Viena, 15 de agosto de 1791
—Te has equivocado, mi buen Geytrand —afirmó Joseph Anton—. La muerte del Venerable Ignaz von Born no redujo a Mozart a la impotencia, al contrario. Ha terminado La flauta mágica, ha suplantado a Salieri y recupera los favores del poder mientras prosigue con sus actividades masónicas. La desaparición de su maestro lo hace más fuerte aún. En vez de derrumbarse, Mozart multiplica su energía.
—Simple fuego de paja, señor conde. Intenta ahogar su tristeza con el trabajo.
—En realidad, se pone a la cabeza de una francmasonería oculta cuya organización le fue dictada por Von Born. Helo aquí en pleno ascenso, provisto de una determinación a toda prueba.

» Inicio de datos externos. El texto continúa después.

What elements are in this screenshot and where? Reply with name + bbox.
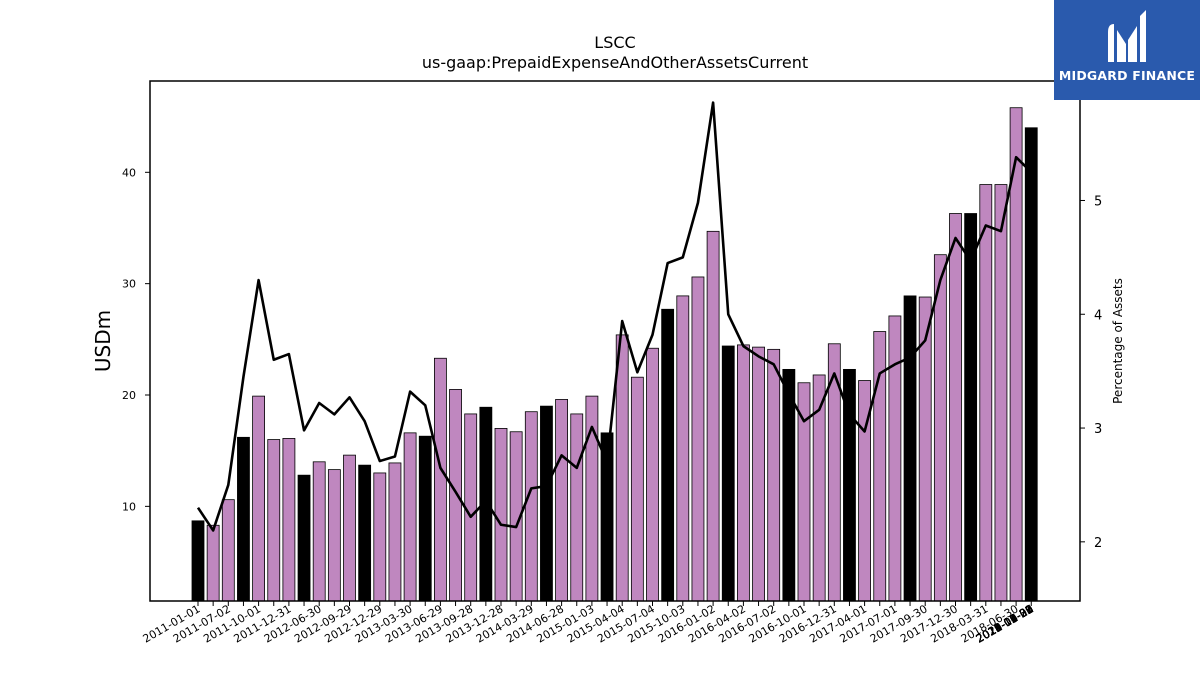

—Puesto que he conseguido suprimir a Von Born sin despertar la menor sospecha —recordó Geytrand con voz sorda—, ¿por qué no aplicar el mismo método a Mozart? Administrada en pequeñas dosis, el acqua toffana no deja rastro. Acción lenta, pero segura.
Joseph Anton reflexionó en voz alta.
—La Iglesia desea la desaparición de Mozart, Salieri también, y algunos francmasones lo consideran un revolucionario. La multiplicación de los sospechosos me parece excelente. Por una parte, nadie debe poder llegar hasta nosotros; por la otra, tal vez uno de nuestros aliados nos preceda.
Geytrand sonrió.
—Si hay un lugar donde Mozart no desconfíe, ése es la logia de Praga a la que acudirá durante las fiestas de la coronación. Durante un banquete, tomará su primera dosis de veneno.
—Dicho de otro modo, puedes comprar a un hermano sirviente y manipularlo a tu antojo.
—En efecto, señor conde.
Luego, Joseph Anton vaciló. ¿Y si La flauta mágica era un fracaso? ¿Y si el compositor no terminaba a tiempo La clemencia de Tito? ¿Y si el emperador se sentía ofendido hasta el punto de despedirlo de la corte? ¿Y si los masones lo expulsaban de la logia a causa de sus audacias? ¿Y si…? Más valía organizar el porvenir.
—Señor conde —murmuró Geytrand—, ¿me autorizáis a resolver el problema Mozart?
—Iniciemos el proceso. Si los acontecimientos se decantan en nuestro favor, siempre tendremos tiempo de interrumpirlo.